Kaylah: Oh, definitely... just last year I was with my dad's family just having dinner and one of my uncles who I've known my whole life - we had Teppanyaki and they were throwing the rice at us and you had to catch it in the bowl and none of them caught it except me and my partner, who were the only black ones there, and my uncle goes, 'Oh, bloody Abos, they're so good at anything physical.' And I was like, 'Did he just say that?' So i just ignored it. I was like, ‘No, he couldn't have just called us Abos.' And then for something else later on, he said it again. And my dad's wife looked at me like she was gonna jump the table.
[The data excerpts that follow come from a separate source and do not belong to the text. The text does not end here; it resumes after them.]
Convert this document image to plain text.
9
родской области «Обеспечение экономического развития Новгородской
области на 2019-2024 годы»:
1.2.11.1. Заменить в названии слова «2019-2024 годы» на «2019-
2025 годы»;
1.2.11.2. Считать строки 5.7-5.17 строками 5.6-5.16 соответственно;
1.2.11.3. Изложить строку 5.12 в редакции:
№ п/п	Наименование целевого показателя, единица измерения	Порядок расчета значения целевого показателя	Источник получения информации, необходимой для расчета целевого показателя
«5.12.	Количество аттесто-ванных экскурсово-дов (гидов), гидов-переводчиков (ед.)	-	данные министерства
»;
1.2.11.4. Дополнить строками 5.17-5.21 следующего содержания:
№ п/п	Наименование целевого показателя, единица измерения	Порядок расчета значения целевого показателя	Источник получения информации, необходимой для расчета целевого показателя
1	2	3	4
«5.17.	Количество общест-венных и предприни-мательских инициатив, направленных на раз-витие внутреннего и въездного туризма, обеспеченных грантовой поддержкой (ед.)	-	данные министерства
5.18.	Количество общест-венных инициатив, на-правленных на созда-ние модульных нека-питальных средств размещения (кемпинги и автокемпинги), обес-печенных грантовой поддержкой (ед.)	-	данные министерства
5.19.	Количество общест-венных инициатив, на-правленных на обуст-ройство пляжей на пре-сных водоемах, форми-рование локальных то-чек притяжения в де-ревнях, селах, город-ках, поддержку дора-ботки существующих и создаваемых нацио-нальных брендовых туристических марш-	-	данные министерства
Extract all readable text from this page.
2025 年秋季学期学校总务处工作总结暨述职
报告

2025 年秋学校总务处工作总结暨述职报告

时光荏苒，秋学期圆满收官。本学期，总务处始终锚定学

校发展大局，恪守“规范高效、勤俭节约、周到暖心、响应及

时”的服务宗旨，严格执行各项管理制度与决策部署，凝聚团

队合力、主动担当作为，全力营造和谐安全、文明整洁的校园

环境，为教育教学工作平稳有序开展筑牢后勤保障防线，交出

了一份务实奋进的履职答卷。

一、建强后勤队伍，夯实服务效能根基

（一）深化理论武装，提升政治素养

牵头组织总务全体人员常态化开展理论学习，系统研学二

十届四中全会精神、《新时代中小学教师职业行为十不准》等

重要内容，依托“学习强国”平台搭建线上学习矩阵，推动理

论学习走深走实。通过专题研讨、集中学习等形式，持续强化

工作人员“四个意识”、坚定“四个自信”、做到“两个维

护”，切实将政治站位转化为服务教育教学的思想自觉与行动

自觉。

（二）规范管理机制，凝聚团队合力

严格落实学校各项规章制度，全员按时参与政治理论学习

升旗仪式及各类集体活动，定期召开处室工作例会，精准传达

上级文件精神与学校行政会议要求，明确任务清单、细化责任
I'm normally somebody who will pull people up and I've got an opinion on that and I won't stand for that, but I was so, like, 'Did my uncle, who I've known my whole life who grew up in Acacia Ridge with black people just call me an Abo and think that it was OK?' And that's what I'm dealing with at 25 years of age with someone who's known me my whole life. We just left it and afterwards, my dad's wife and my dad said to me, 'Are you all right?' Because my dad didn't actually hear it, it was just his wife. I just said, ‘Don’t worry about it.' It was my birthday not long after and we were sitting around having drinks and he said it again and even then I still couldn't pull him up, I just looked at him, I was like... [shakes her head]... But yeah, and that's my own family, that's what we're dealing with, NOW.

Do you think that word can be reclaimed, 'Abo'?

Kaylah: Hell, no.

Fred: A couple of people have tried to, but...

Indigenous rapper Provokal uses it.

Kaylah: Any black person who even tries to reclaim that word needs to be slapped in the head, because for starters, 'Aboriginal' doesn't even describe who we are, it's not our word. 'Ab', if people understand the English language, which is what we all talk, 'Aboriginal' is 'not original' - it's saying we're not originally from here. I don't even want to be known as an Aboriginal, let alone an 'Abo'. So all you black people, wake up to yourself.